There’s a growing consensus among economists that the U.S. economy spent most of the decade after the 2008 financial crisis producing less and employing fewer people than it should have. We may have finally gotten close to full employment on the eve of the pandemic, but even that isn’t clear.

Why we found ourselves in this condition is a subject of some debate, but a few factors are obvious. A drastic slowdown in growth of the working-age population reduced investment demand; so did an apparent slackening in the pace of technologi­cal progress. Whatever the reasons, the prepandemi­c economy spent most of its time underperfo­rming relative to its potential.
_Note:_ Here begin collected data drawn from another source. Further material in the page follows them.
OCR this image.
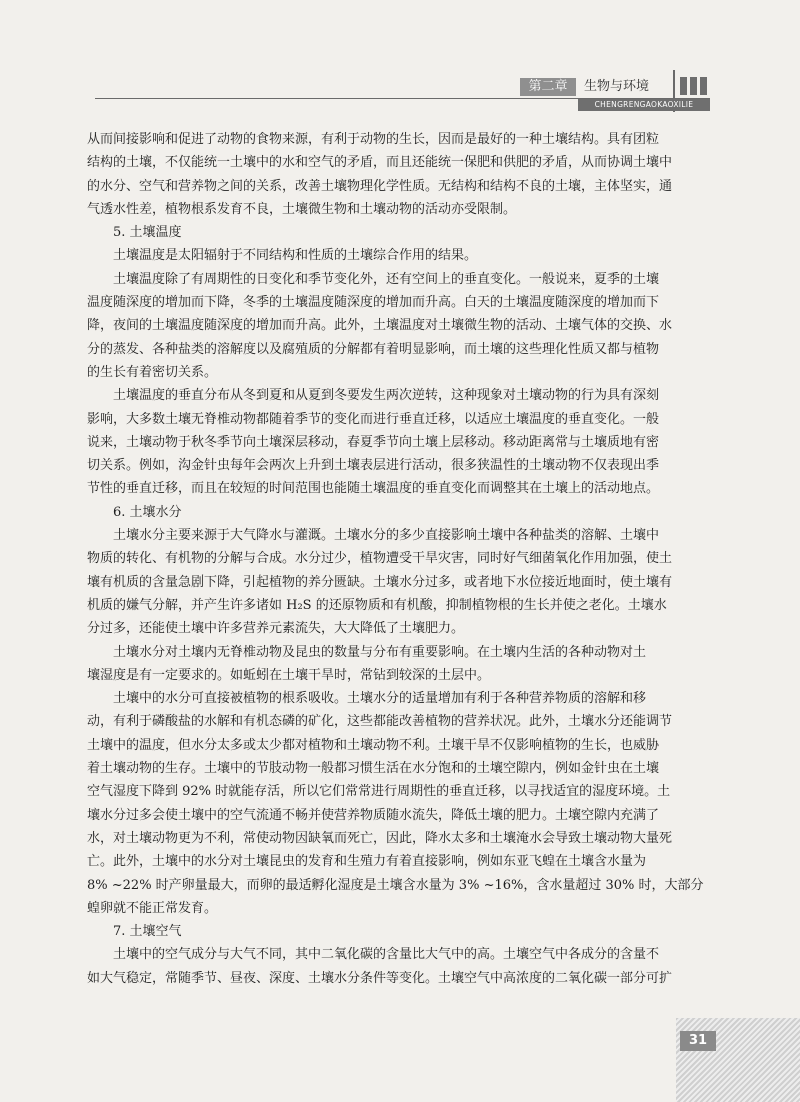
第二章	生物与环境
CHENGRENGAOKAOXILIE
从而间接影响和促进了动物的食物来源，有利于动物的生长，因而是最好的一种土壤结构。具有团粒
结构的土壤，不仅能统一土壤中的水和空气的矛盾，而且还能统一保肥和供肥的矛盾，从而协调土壤中
的水分、空气和营养物之间的关系，改善土壤物理化学性质。无结构和结构不良的土壤，主体坚实，通
气透水性差，植物根系发育不良，土壤微生物和土壤动物的活动亦受限制。
5. 土壤温度
土壤温度是太阳辐射于不同结构和性质的土壤综合作用的结果。
土壤温度除了有周期性的日变化和季节变化外，还有空间上的垂直变化。一般说来，夏季的土壤
温度随深度的增加而下降，冬季的土壤温度随深度的增加而升高。白天的土壤温度随深度的增加而下
降，夜间的土壤温度随深度的增加而升高。此外，土壤温度对土壤微生物的活动、土壤气体的交换、水
分的蒸发、各种盐类的溶解度以及腐殖质的分解都有着明显影响，而土壤的这些理化性质又都与植物
的生长有着密切关系。
土壤温度的垂直分布从冬到夏和从夏到冬要发生两次逆转，这种现象对土壤动物的行为具有深刻
影响，大多数土壤无脊椎动物都随着季节的变化而进行垂直迁移，以适应土壤温度的垂直变化。一般
说来，土壤动物于秋冬季节向土壤深层移动，春夏季节向土壤上层移动。移动距离常与土壤质地有密
切关系。例如，沟金针虫每年会两次上升到土壤表层进行活动，很多狭温性的土壤动物不仅表现出季
节性的垂直迁移，而且在较短的时间范围也能随土壤温度的垂直变化而调整其在土壤上的活动地点。
6. 土壤水分
土壤水分主要来源于大气降水与灌溉。土壤水分的多少直接影响土壤中各种盐类的溶解、土壤中
物质的转化、有机物的分解与合成。水分过少，植物遭受干旱灾害，同时好气细菌氧化作用加强，使土
壤有机质的含量急剧下降，引起植物的养分匮缺。土壤水分过多，或者地下水位接近地面时，使土壤有
机质的嫌气分解，并产生许多诸如 H₂S 的还原物质和有机酸，抑制植物根的生长并使之老化。土壤水
分过多，还能使土壤中许多营养元素流失，大大降低了土壤肥力。
土壤水分对土壤内无脊椎动物及昆虫的数量与分布有重要影响。在土壤内生活的各种动物对土
壤湿度是有一定要求的。如蚯蚓在土壤干旱时，常钻到较深的土层中。
土壤中的水分可直接被植物的根系吸收。土壤水分的适量增加有利于各种营养物质的溶解和移
动，有利于磷酸盐的水解和有机态磷的矿化，这些都能改善植物的营养状况。此外，土壤水分还能调节
土壤中的温度，但水分太多或太少都对植物和土壤动物不利。土壤干旱不仅影响植物的生长，也威胁
着土壤动物的生存。土壤中的节肢动物一般都习惯生活在水分饱和的土壤空隙内，例如金针虫在土壤
空气湿度下降到 92% 时就能存活，所以它们常常进行周期性的垂直迁移，以寻找适宜的湿度环境。土
壤水分过多会使土壤中的空气流通不畅并使营养物质随水流失，降低土壤的肥力。土壤空隙内充满了
水，对土壤动物更为不利，常使动物因缺氧而死亡，因此，降水太多和土壤淹水会导致土壤动物大量死
亡。此外，土壤中的水分对土壤昆虫的发育和生殖力有着直接影响，例如东亚飞蝗在土壤含水量为
8% ~22% 时产卵量最大，而卵的最适孵化湿度是土壤含水量为 3% ~16%，含水量超过 30% 时，大部分
蝗卵就不能正常发育。
7. 土壤空气
土壤中的空气成分与大气不同，其中二氧化碳的含量比大气中的高。土壤空气中各成分的含量不
如大气稳定，常随季节、昼夜、深度、土壤水分条件等变化。土壤空气中高浓度的二氧化碳一部分可扩
31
And financial markets are signaling that they expect a return to underperfo­rmance once the Biden boom is behind us. These days interest rates are, in effect, a barometer of economic optimism — and these rates have risen as the rescue plan has moved toward the finish line. But the rise has been modest.

What markets are telling us, in effect, is that after the boom they expect a return to stagnation — which would, again, be a bad place to be.

How can we avoid it?

The answer is obvious: a large program of public investment, paid for largely with borrowing, although with a case for new taxes, too, if it’s really big. Such a program would do double duty. Macroecono­mics aside, we need to spend a lot to rebuild our crumbling infrastruc­ture, fight climate change, and more. And public investment can also be a major source of jobs and growth, helping to pull us out of the stagnation trap.

The good news is that the Biden administra­tion’s economists understand all of this perfectly well, and by all accounts they’re already in the process of putting together a very ambitious infrastruc­ture plan.

The bad news is that getting such a plan enacted will be hard politicall­y.

Republican­s will probably oppose anything Democrats propose on infrastruc­ture.

So the big question is whether Democrats can pull off another political miracle, and pass a second round of economic legislatio­n in the face of scorched-earth GOP opposition. The answer to that question will determine whether the Biden boom will endure.